Épilogues "Réflexions
sur la vie" 1895-1898,
par Remy de
Gourmont à Emile Barbé
Un ami de Baudelaire :
"Il restera toujours un peu de lumière
autour de ce nom, Gustave Le Vavasseur, puisque Baudelaire l'écrivit en
des pages qui ne périront pas. Dans la série des médaillons, appelée
Réflexions sur quelques-uns de nos contemporains, Le Vavasseur vient
le dixième et le dernier, après Leconte de Lisle, et c'est le seul des
dix qui soit demeuré presque inconnu. Comme on ne peut supposer que
Baudelaire ait crayonné son portrait par pure amitié, il faut admettre
qu'il avait plus d'intelligence que de talent et qu'il fit, au temps de
sa jeunesse, des promesses pour lui impossibles à tenir. Ou bien fut-il
un dédaigneux ? Raté, diraient sans doute, s'ils pouvaient cesser de
s'occuper d'eux seuls, un tas de très candides petits poètes, aveugles
sur leur propre destinée future. Raté, c'est un mot injurieux et dont il
ne faut pas ridiculiser un être dont la vie fut loyale. – Raté,
M. Zola a d'ailleurs émoussé la pointe haineuse de ce mot en voulant le
faire entrer, pauvre flèche, dans du bronze. Quand le monde entier, et
l'heure est proche, pensera, comme le célèbre Coprophage, que VilIiers,
Barbey et Verlaine furent des ratés, le mot prendra un singulier aspect
de gloire. En prévision des variations lexicographiques, il ne faut pas
prostituer les injures : le souvenir de médiocres hommes nous est
parvenu vénérable accolé à celui d'héroïques victimes. Il est des
insultes dont il ne faut pas se servir et qu'il faut, soi, accepter avec
une certaine modestie.
C'est en 1839 que Le Vavasseur se lia
d'amitié tendre avec Baudelaire, à la pension Bailly, sorte d'abbaye de
Thélème, dont le prieur rédigea l'Univers jusqu'au temps de
Veuillot. Ils collaborèrent ensemble au Corsaire, puis, après le
voyage forcé de Baudelaire aux Indes, devinrent le noyau de la petite "Ecole
Normande", qui comprenait aussi un Picard et un Languedocien, Ernest
Prarond et Jules Buisson. A cette époque (1843), Baudelaire était très
gai, très causeur et très noctambule, récitait assez volontiers ses
vers, – et déclamait tragiquement les Satires de Boileau.

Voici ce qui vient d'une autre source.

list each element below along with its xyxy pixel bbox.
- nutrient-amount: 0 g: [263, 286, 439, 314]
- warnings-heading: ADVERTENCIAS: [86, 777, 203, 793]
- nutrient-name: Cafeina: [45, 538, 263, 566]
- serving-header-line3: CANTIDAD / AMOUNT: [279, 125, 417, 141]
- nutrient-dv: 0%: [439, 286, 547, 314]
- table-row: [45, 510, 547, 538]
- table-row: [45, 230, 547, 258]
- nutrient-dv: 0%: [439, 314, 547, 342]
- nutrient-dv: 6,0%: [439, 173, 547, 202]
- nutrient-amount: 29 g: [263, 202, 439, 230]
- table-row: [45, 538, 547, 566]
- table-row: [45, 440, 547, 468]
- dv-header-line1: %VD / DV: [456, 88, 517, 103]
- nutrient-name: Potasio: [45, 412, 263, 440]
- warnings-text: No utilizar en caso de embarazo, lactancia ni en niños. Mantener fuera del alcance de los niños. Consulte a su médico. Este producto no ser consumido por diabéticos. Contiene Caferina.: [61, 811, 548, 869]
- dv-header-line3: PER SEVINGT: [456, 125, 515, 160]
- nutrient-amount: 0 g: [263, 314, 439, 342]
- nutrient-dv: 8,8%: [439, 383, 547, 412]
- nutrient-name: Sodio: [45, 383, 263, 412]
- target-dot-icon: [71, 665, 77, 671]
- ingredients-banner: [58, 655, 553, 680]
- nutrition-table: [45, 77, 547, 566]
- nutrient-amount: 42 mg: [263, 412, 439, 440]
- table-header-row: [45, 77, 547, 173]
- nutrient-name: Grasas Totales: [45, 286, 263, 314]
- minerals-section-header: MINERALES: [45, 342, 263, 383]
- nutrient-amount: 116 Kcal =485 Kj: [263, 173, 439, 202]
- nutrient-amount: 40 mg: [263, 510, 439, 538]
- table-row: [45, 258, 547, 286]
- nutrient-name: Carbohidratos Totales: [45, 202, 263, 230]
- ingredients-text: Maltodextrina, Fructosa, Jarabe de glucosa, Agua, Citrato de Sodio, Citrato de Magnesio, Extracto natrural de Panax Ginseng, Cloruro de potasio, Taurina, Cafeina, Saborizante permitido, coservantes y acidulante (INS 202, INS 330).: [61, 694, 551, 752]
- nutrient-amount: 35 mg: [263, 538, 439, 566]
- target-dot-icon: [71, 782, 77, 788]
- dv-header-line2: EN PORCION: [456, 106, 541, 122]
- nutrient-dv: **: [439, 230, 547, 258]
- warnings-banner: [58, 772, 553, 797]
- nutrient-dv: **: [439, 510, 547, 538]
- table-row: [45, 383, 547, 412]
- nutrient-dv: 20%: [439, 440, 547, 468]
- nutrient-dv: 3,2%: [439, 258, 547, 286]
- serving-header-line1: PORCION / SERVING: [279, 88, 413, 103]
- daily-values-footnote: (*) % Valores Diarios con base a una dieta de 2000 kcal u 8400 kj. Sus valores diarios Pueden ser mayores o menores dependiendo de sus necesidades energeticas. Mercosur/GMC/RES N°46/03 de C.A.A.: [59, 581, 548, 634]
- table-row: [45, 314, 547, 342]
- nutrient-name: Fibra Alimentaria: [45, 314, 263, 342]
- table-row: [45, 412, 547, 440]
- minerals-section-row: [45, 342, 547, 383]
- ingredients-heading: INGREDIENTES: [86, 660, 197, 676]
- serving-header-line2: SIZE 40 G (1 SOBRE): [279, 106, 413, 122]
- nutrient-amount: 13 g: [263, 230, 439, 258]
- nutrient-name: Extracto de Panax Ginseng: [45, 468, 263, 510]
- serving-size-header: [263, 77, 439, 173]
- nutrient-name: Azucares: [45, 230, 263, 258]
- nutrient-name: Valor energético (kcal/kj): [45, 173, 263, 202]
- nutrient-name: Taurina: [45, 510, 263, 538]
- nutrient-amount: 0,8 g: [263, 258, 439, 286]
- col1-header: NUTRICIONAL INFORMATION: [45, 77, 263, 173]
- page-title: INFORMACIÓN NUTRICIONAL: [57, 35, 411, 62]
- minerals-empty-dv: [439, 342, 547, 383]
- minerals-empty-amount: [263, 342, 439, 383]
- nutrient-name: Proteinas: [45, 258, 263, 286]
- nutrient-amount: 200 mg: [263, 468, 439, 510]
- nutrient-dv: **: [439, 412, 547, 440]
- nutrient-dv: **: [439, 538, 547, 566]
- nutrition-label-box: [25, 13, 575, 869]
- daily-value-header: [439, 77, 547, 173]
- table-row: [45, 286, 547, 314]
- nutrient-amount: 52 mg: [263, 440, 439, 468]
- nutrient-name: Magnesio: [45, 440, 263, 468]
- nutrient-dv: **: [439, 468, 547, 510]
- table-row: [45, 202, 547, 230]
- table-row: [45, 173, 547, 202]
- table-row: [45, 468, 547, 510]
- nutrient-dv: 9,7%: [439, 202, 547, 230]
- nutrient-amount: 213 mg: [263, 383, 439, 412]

Baudelaire, Prarond et Le Vavasseur écrivirent encore ensemble au
Corsaire-Satan, 1843-1846 ; ils étaient payés un sou et quelquefois
six liards la ligne ; Gustave Le Vavasseur est le seul témoin d'un des
actes les plus singuliers et les plus inexplicables de la vie de
Baudelaire : "Baudelaire prit part, comme insurgé, aux journées de juin
1848. Nous étions restés, Chennevières et moi, à la garde du Louvre...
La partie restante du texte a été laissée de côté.